In an effort to leverage the entire 45+ year time series archive, an automated workflow program (LandsatLinkr - LLR) was developed by the Laboratory for Applications of Remote Sensing in Ecology (LARSE) at Oregon State University. The program is a proof-of-concept model for “easily” harmonizing the entire Landsat archive into a congruent time series, producing annual near-cloud-free composite data that can easily be compared across all years from 1972-present. It assembles existing image processing and harmonization methods into an organized system that runs in the R programming environment using a single command followed by an interactive interface to select procedures and provide inputs. Essentially it takes data from Landsat sensors MSS and OLI and makes them match the properties of TM/ETM+ surface reflectance data products. To find out more about the details of the process and the outputs, visit the LandsatLinkr page. An example of its application follows.
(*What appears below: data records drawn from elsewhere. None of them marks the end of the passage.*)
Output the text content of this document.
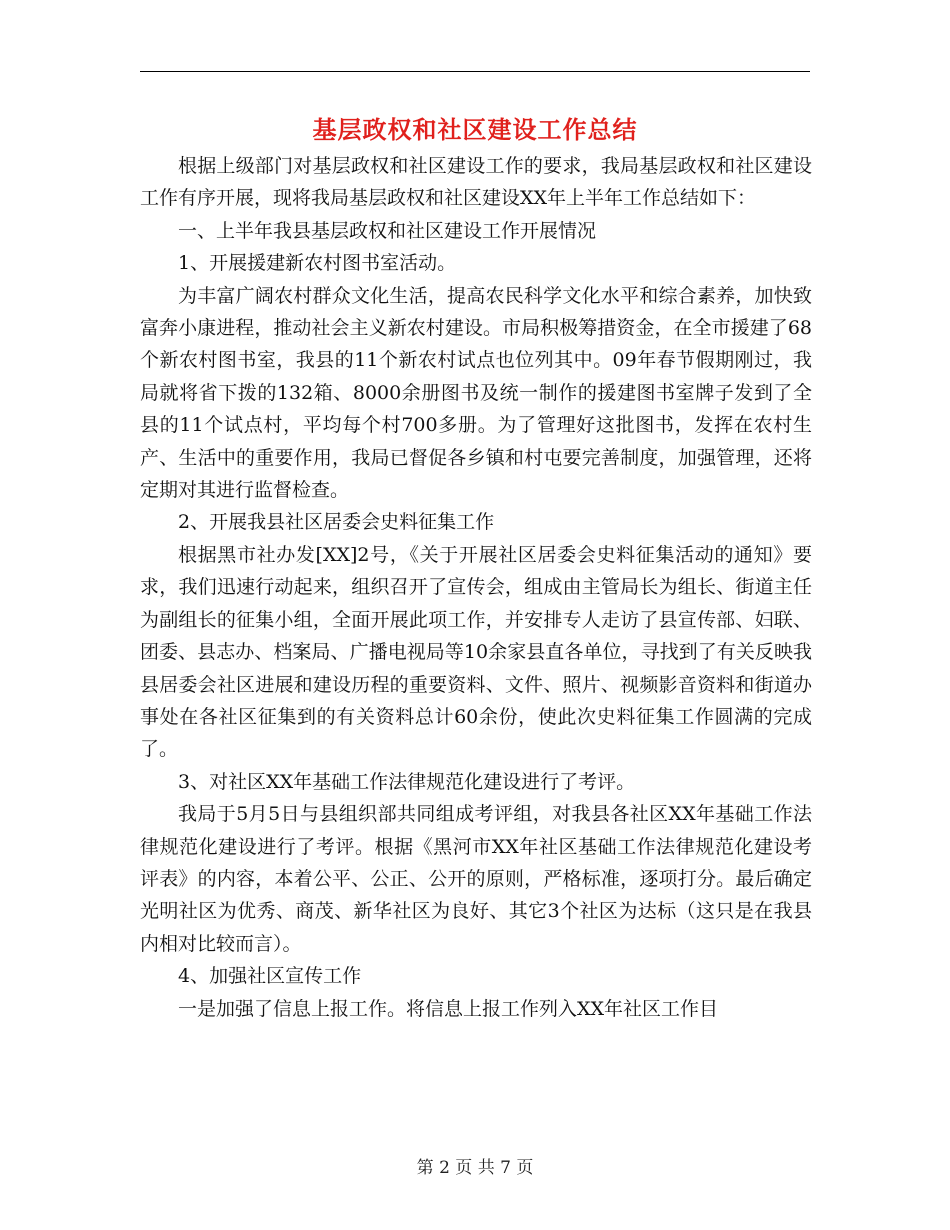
基层政权和社区建设工作总结

根据上级部门对基层政权和社区建设工作的要求，我局基层政权和社区建设工作有序开展，现将我局基层政权和社区建设XX年上半年工作总结如下：

一、上半年我县基层政权和社区建设工作开展情况

1、开展援建新农村图书室活动。

为丰富广阔农村群众文化生活，提高农民科学文化水平和综合素养，加快致富奔小康进程，推动社会主义新农村建设。市局积极筹措资金，在全市援建了68个新农村图书室，我县的11个新农村试点也位列其中。09年春节假期刚过，我局就将省下拨的132箱、8000余册图书及统一制作的援建图书室牌子发到了全县的11个试点村，平均每个村700多册。为了管理好这批图书，发挥在农村生产、生活中的重要作用，我局已督促各乡镇和村屯要完善制度，加强管理，还将定期对其进行监督检查。

2、开展我县社区居委会史料征集工作

根据黑市社办发[XX]2号，《关于开展社区居委会史料征集活动的通知》要求，我们迅速行动起来，组织召开了宣传会，组成由主管局长为组长、街道主任为副组长的征集小组，全面开展此项工作，并安排专人走访了县宣传部、妇联、团委、县志办、档案局、广播电视局等10余家县直各单位，寻找到了有关反映我县居委会社区进展和建设历程的重要资料、文件、照片、视频影音资料和街道办事处在各社区征集到的有关资料总计60余份，使此次史料征集工作圆满的完成了。

3、对社区XX年基础工作法律规范化建设进行了考评。

我局于5月5日与县组织部共同组成考评组，对我县各社区XX年基础工作法律规范化建设进行了考评。根据《黑河市XX年社区基础工作法律规范化建设考评表》的内容，本着公平、公正、公开的原则，严格标准，逐项打分。最后确定光明社区为优秀、商茂、新华社区为良好、其它3个社区为达标（这只是在我县内相对比较而言）。

4、加强社区宣传工作

一是加强了信息上报工作。将信息上报工作列入XX年社区工作目

第 2 页 共 7 页
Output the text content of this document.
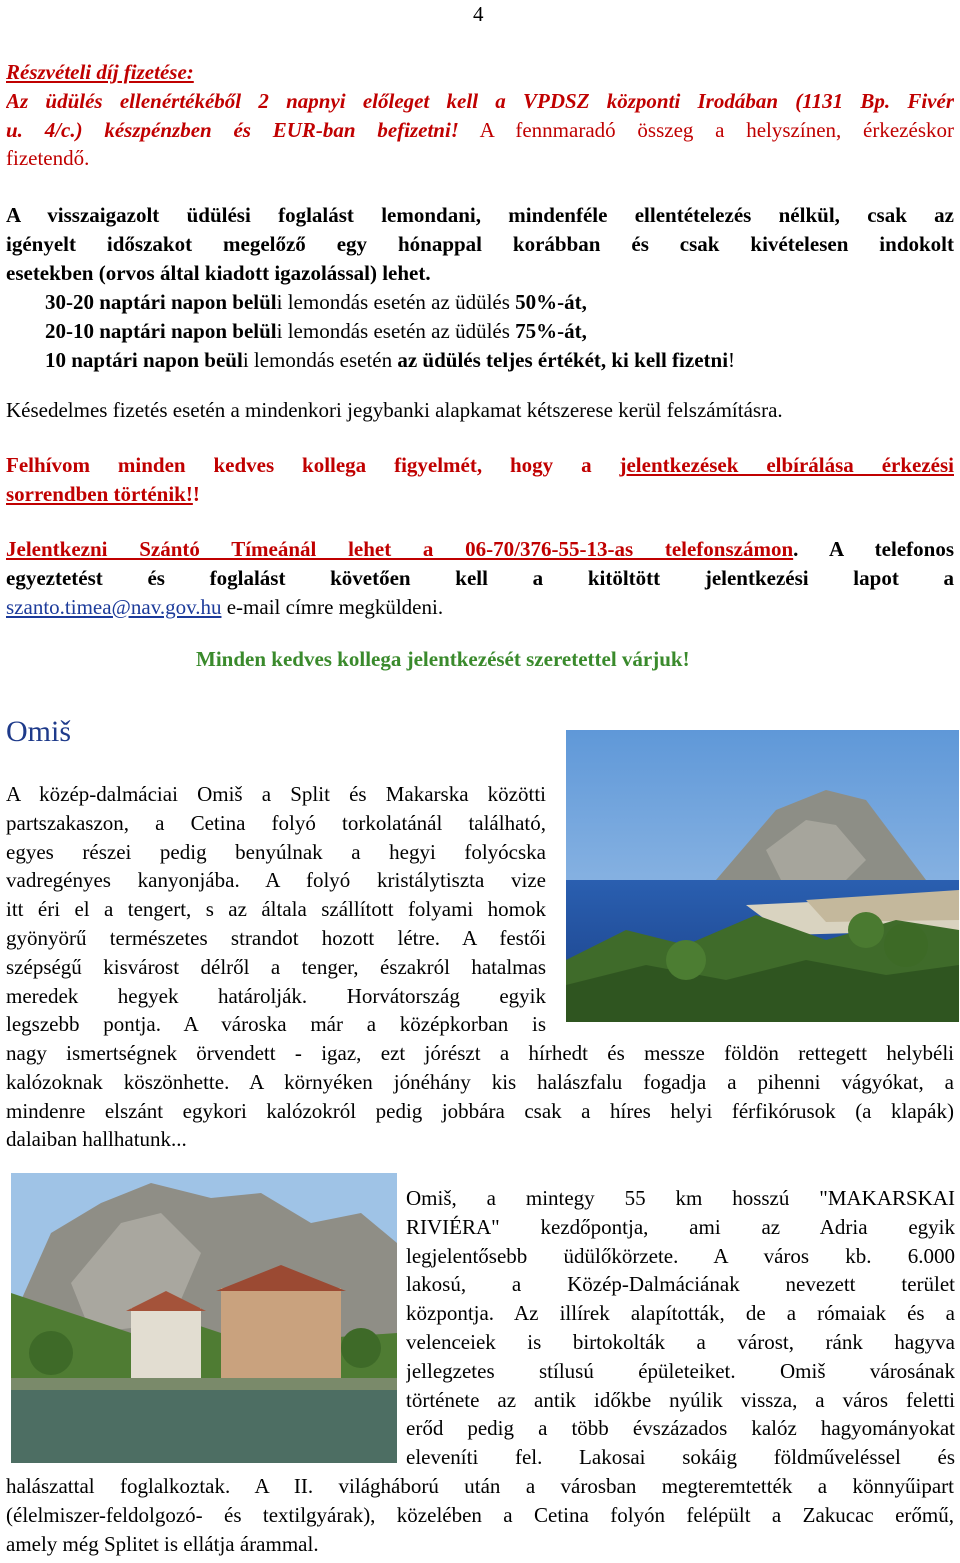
4
Részvételi díj fizetése:
Az üdülés ellenértékéből 2 napnyi előleget kell a VPDSZ központi Irodában (1131 Bp. Fivér
u. 4/c.) készpénzben és EUR-ban befizetni! A fennmaradó összeg a helyszínen, érkezéskor
fizetendő.
A visszaigazolt üdülési foglalást lemondani, mindenféle ellentételezés nélkül, csak az
igényelt időszakot megelőző egy hónappal korábban és csak kivételesen indokolt
esetekben (orvos által kiadott igazolással) lehet.
30-20 naptári napon belüli lemondás esetén az üdülés 50%-át,
20-10 naptári napon belüli lemondás esetén az üdülés 75%-át,
10 naptári napon beüli lemondás esetén az üdülés teljes értékét, ki kell fizetni!
Késedelmes fizetés esetén a mindenkori jegybanki alapkamat kétszerese kerül felszámításra.
Felhívom minden kedves kollega figyelmét, hogy a jelentkezések elbírálása érkezési
sorrendben történik!!
Jelentkezni Szántó Tímeánál lehet a 06-70/376-55-13-as telefonszámon. A telefonos
egyeztetést és foglalást követően kell a kitöltött jelentkezési lapot a
szanto.timea@nav.gov.hu e-mail címre megküldeni.
Minden kedves kollega jelentkezését szeretettel várjuk!
Omiš
A közép-dalmáciai Omiš a Split és Makarska közötti
partszakaszon, a Cetina folyó torkolatánál található,
egyes részei pedig benyúlnak a hegyi folyócska
vadregényes kanyonjába. A folyó kristálytiszta vize
itt éri el a tengert, s az általa szállított folyami homok
gyönyörű természetes strandot hozott létre. A festői
szépségű kisvárost délről a tenger, északról hatalmas
meredek hegyek határolják. Horvátország egyik
legszebb pontja. A városka már a középkorban is
nagy ismertségnek örvendett - igaz, ezt jórészt a hírhedt és messze földön rettegett helybéli
kalózoknak köszönhette. A környéken jónéhány kis halászfalu fogadja a pihenni vágyókat, a
mindenre elszánt egykori kalózokról pedig jobbára csak a híres helyi férfikórusok (a klapák)
dalaiban hallhatunk...
Omiš, a mintegy 55 km hosszú "MAKARSKAI
RIVIÉRA" kezdőpontja, ami az Adria egyik
legjelentősebb üdülőkörzete. A város kb. 6.000
lakosú, a Közép-Dalmáciának nevezett terület
központja. Az illírek alapították, de a rómaiak és a
velenceiek is birtokolták a várost, ránk hagyva
jellegzetes stílusú épületeiket. Omiš városának
története az antik időkbe nyúlik vissza, a város feletti
erőd pedig a több évszázados kalóz hagyományokat
eleveníti fel. Lakosai sokáig földműveléssel és
halászattal foglalkoztak. A II. világháború után a városban megteremtették a könnyűipart
(élelmiszer-feldolgozó- és textilgyárak), közelében a Cetina folyón felépült a Zakucac erőmű,
amely még Splitet is ellátja árammal.
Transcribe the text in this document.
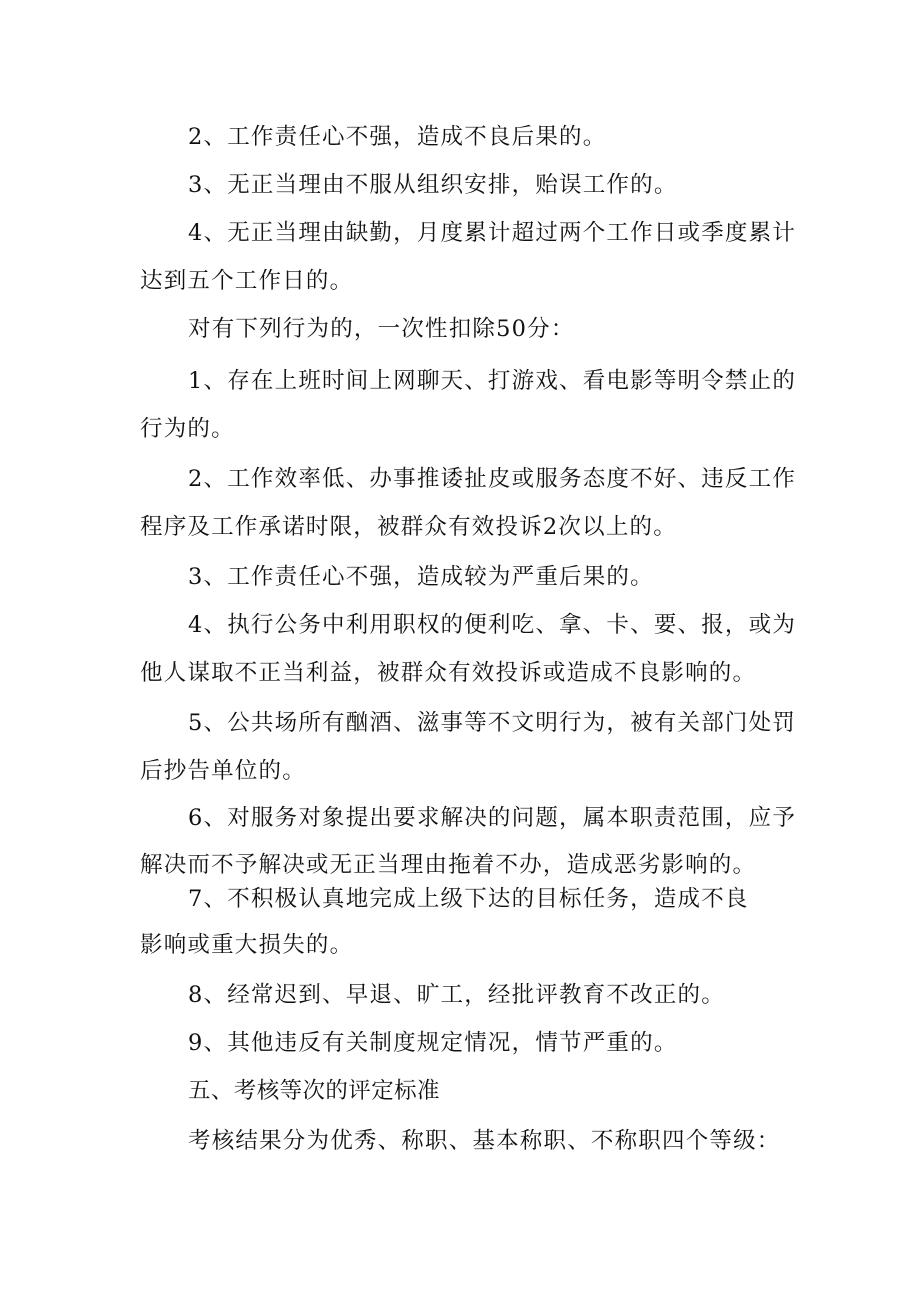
2、工作责任心不强，造成不良后果的。
3、无正当理由不服从组织安排，贻误工作的。
4、无正当理由缺勤，月度累计超过两个工作日或季度累计
达到五个工作日的。
对有下列行为的，一次性扣除50分：
1、存在上班时间上网聊天、打游戏、看电影等明令禁止的
行为的。
2、工作效率低、办事推诿扯皮或服务态度不好、违反工作
程序及工作承诺时限，被群众有效投诉2次以上的。
3、工作责任心不强，造成较为严重后果的。
4、执行公务中利用职权的便利吃、拿、卡、要、报，或为
他人谋取不正当利益，被群众有效投诉或造成不良影响的。
5、公共场所有酗酒、滋事等不文明行为，被有关部门处罚
后抄告单位的。
6、对服务对象提出要求解决的问题，属本职责范围，应予
解决而不予解决或无正当理由拖着不办，造成恶劣影响的。
7、不积极认真地完成上级下达的目标任务，造成不良
影响或重大损失的。
8、经常迟到、早退、旷工，经批评教育不改正的。
9、其他违反有关制度规定情况，情节严重的。
五、考核等次的评定标准
考核结果分为优秀、称职、基本称职、不称职四个等级：
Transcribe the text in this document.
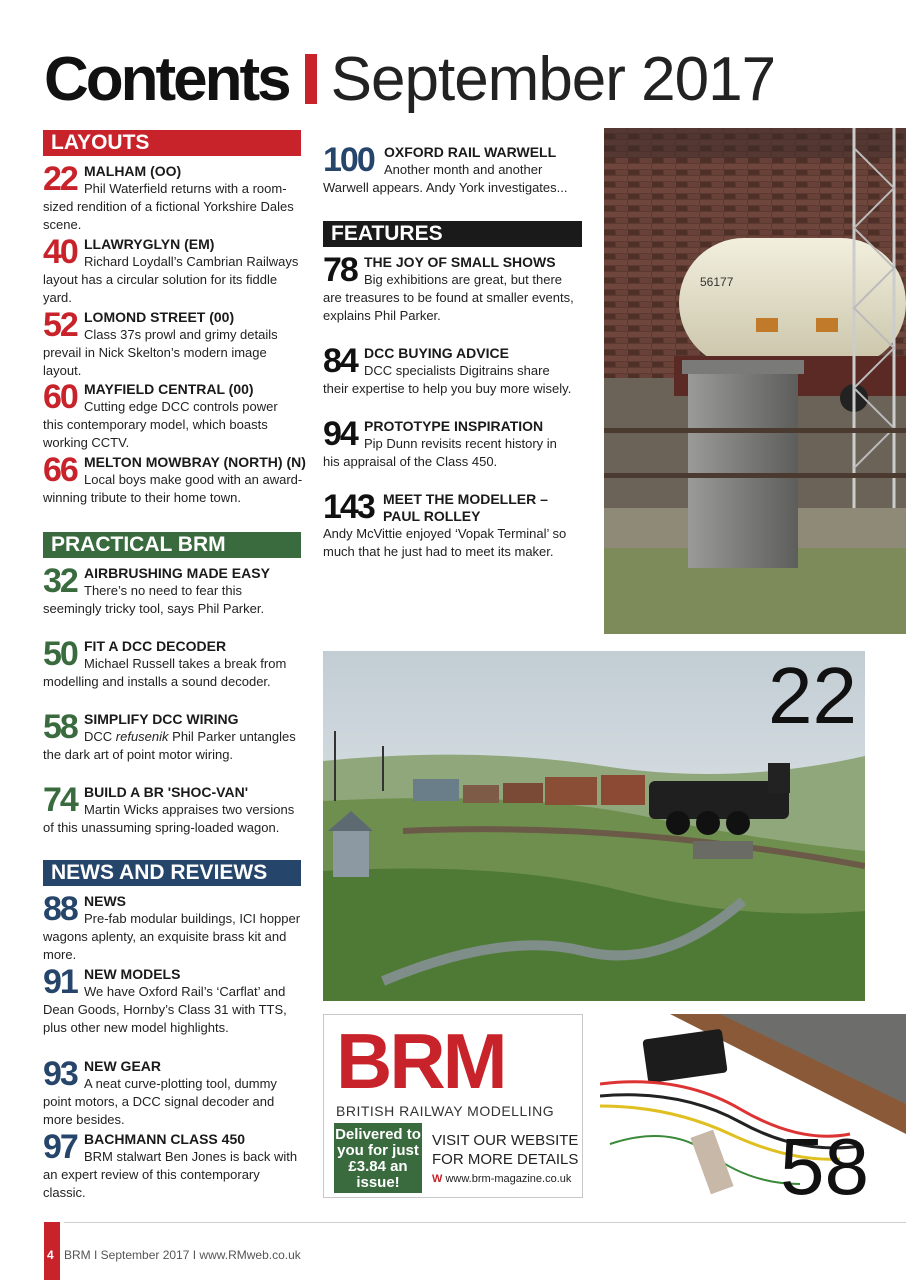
Contents September 2017
LAYOUTS
22 MALHAM (OO)
Phil Waterfield returns with a room-sized rendition of a fictional Yorkshire Dales scene.
40 LLAWRYGLYN (EM)
Richard Loydall’s Cambrian Railways layout has a circular solution for its fiddle yard.
52 LOMOND STREET (00)
Class 37s prowl and grimy details prevail in Nick Skelton’s modern image layout.
60 MAYFIELD CENTRAL (00)
Cutting edge DCC controls power this contemporary model, which boasts working CCTV.
66 MELTON MOWBRAY (NORTH) (N)
Local boys make good with an award-winning tribute to their home town.
PRACTICAL BRM
32 AIRBRUSHING MADE EASY
There’s no need to fear this seemingly tricky tool, says Phil Parker.
50 FIT A DCC DECODER
Michael Russell takes a break from modelling and installs a sound decoder.
58 SIMPLIFY DCC WIRING
DCC refusenik Phil Parker untangles the dark art of point motor wiring.
74 BUILD A BR 'SHOC-VAN'
Martin Wicks appraises two versions of this unassuming spring-loaded wagon.
NEWS AND REVIEWS
88 NEWS
Pre-fab modular buildings, ICI hopper wagons aplenty, an exquisite brass kit and more.
91 NEW MODELS
We have Oxford Rail’s ‘Carflat’ and Dean Goods, Hornby’s Class 31 with TTS, plus other new model highlights.
93 NEW GEAR
A neat curve-plotting tool, dummy point motors, a DCC signal decoder and more besides.
97 BACHMANN CLASS 450
BRM stalwart Ben Jones is back with an expert review of this contemporary classic.
100 OXFORD RAIL WARWELL
Another month and another Warwell appears. Andy York investigates...
FEATURES
78 THE JOY OF SMALL SHOWS
Big exhibitions are great, but there are treasures to be found at smaller events, explains Phil Parker.
84 DCC BUYING ADVICE
DCC specialists Digitrains share their expertise to help you buy more wisely.
94 PROTOTYPE INSPIRATION
Pip Dunn revisits recent history in his appraisal of the Class 450.
143 MEET THE MODELLER –
PAUL ROLLEY
Andy McVittie enjoyed ‘Vopak Terminal’ so much that he just had to meet its maker.
56177
22
BRM
BRITISH RAILWAY MODELLING
Delivered to you for just £3.84 an issue!
VISIT OUR WEBSITE FOR MORE DETAILS
W www.brm-magazine.co.uk	58
4 BRM I September 2017 I www.RMweb.co.uk
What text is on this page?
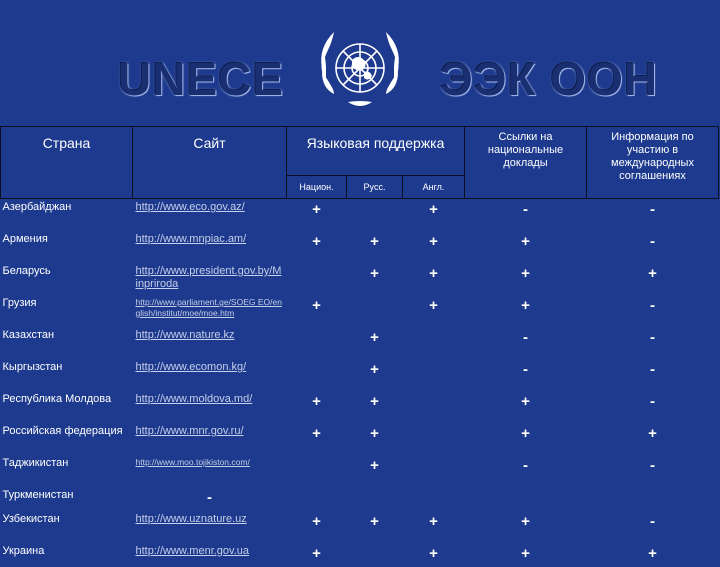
UNECE	ЭЭК ООН
Страна	Сайт	Языковая поддержка			Ссылки на национальные доклады	Информация по участию в международных соглашениях
		Национ.	Русс.	Англ.		
Азербайджан	http://www.eco.gov.az/	+		+	-	-
Армения	http://www.mnpiac.am/	+	+	+	+	-
Беларусь	http://www.president.gov.by/Minpriroda		+	+	+	+
Грузия	http://www.parliament.ge/SOEG EO/english/institut/moe/moe.htm	+		+	+	-
Казахстан	http://www.nature.kz		+		-	-
Кыргызстан	http://www.ecomon.kg/		+		-	-
Республика Молдова	http://www.moldova.md/	+	+		+	-
Российская федерация	http://www.mnr.gov.ru/	+	+		+	+
Таджикистан	http://www.moo.tojikiston.com/		+		-	-
Туркменистан	-					
Узбекистан	http://www.uznature.uz	+	+	+	+	-
Украина	http://www.menr.gov.ua	+		+	+	+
Additional examples of LandsatLinkr applications
The top row of Figure 2 shows the MSS TC planes for a Landsat image while the bottom row are the TC planes for the coincident TM image. As you can see, the distribution of pixel values between the images for each TC plane are very similar. The greatest deviation is for TC wetness, which is heavily weighted by short-wave infrared, which MSS data does not contain (is it modeled in the LLR process).
The next example, illustrates how MSS and TM Tasseled Cap brightness, greenness, and wetness, shown respectively as red, green, and blue, exhibit close similarity between the coincident images.
A particular pixel's spectral-temporal chronology, illustrated in Figure 4 (note the smooth, blended transition between sensors and their overlap), shows a forest pixel that is greening up, followed by a major disturbance around 2005-2006 (likely a harvest), and then subsequent vegetation regrowth.